File Format Overview

Now that we are able to decrypt the files, let's take a look at them. All content files on the eMMC are encrypted and prefixed with a CIPH file signature magic. Let's call them CIPH- or cipher-files throughout this post. The bodies of those CIPH files are AES-128-CTR encrypted. The last 256 bytes of the encrypted body make up a RSA-2048 signature (PKCS#1 v1.5 with SHA256).
All themes, as well as the system and factory files, are .shpac files. These files are simply ZIP files wrapped inside of a CIPH file.
Every shpac archive contains all sorts of assets and a firmware binary. These firmware binaries start with a BINF file signature magic, so let's call them BINF-files. Every BINF file has a header, which contains the address where the file should be loaded to in memory, the address of the vector table, and the total size of the file in memory.

The 2ndloader

The most interesting part of the contents on the eMMC is the 2ndloader. As the name implies, this is a secondary loader that's loaded from the eMMC. The 2ndloader is the only content file which isn't a shpac file; Instead, it's loaded and decrypted by the loader on the internal flash, directly into SRAM (@0x24000000). During a normal boot, the 2ndloader will load a firmware from the encrypted system.shpac file on the eMMC, copy it into the external RAM, and then jump to it. Surprisingly the signature of the system.shpac is not checked during a normal boot, only when performing a firmware update.

 

Firmware Updates

Firmware updates are relatively straightforward. The system firmware queries an endpoint, using a device unique certificate, for the latest firmware version, which then responds with a CDN link to an updated system.shpac. This file then gets downloaded and stored as system.update.shpac on the eMMC and the device reboots into the 2ndloader.
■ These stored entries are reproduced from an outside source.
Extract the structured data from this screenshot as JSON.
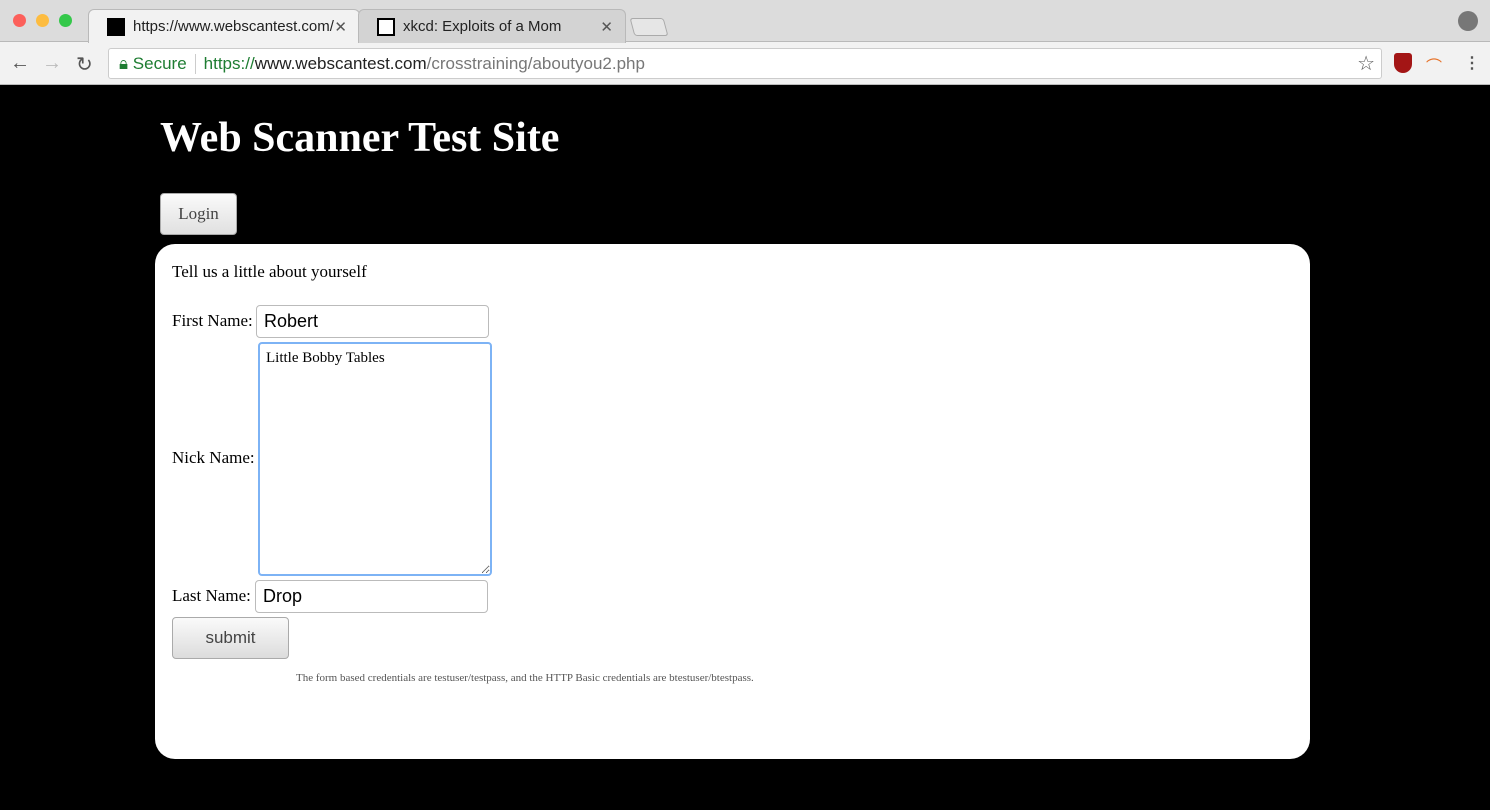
{
  "browser": {
    "tabs": [
      {
        "title": "https://www.webscantest.com/",
        "active": true
      },
      {
        "title": "xkcd: Exploits of a Mom",
        "active": false
      }
    ],
    "address": {
      "secure_label": "Secure",
      "scheme": "https://",
      "host": "www.webscantest.com",
      "path": "/crosstraining/aboutyou2.php"
    }
  },
  "page": {
    "site_title": "Web Scanner Test Site",
    "login_label": "Login",
    "form": {
      "intro": "Tell us a little about yourself",
      "first_name_label": "First Name:",
      "first_name_value": "Robert",
      "nick_name_label": "Nick Name:",
      "nick_name_value": "Little Bobby Tables",
      "last_name_label": "Last Name:",
      "last_name_value": "Drop",
      "submit_label": "submit"
    },
    "credentials_note": "The form based credentials are testuser/testpass, and the HTTP Basic credentials are btestuser/btestpass."
  }
}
The 2ndloader verifies the signature of the updated file and then copies it over the existing system.shpac. During this copy process a small progress bar is drawn on the screen. Then the signature of the new system.shpac is checked.

 

USB Loader

The most interesting part of the 2ndloader is the USB mode. When all three buttons on top of the Alarmo are held during boot, the 2ndloader sets up a USB mass storage device with a FAT32 formatted buffer in external RAM. It then waits for a MarkFile to be placed on the device. Once that file is found, it reads a CIPH file from the device, which contains a BINF firmware. Like all other CIPH files, this file is encrypted and signed. After decrypting the file and loading it into external RAM, the 2ndloader jumps to the newly loaded reset vector, like it does for the regular system firmware.
They are checking the signature for the USB payload, right? Right? Well you could say they tried... Their code looks something like this:
if (!IsSignatureValid("2:/a.bin")) {
// Do nothing
}

// Continue with loading the firmware


This allows us to load arbitrary firmware binaries over USB without even opening up the Alarmo. The file still needs to be encrypted, but that's easy now that we have the key or even just a large enough keystream.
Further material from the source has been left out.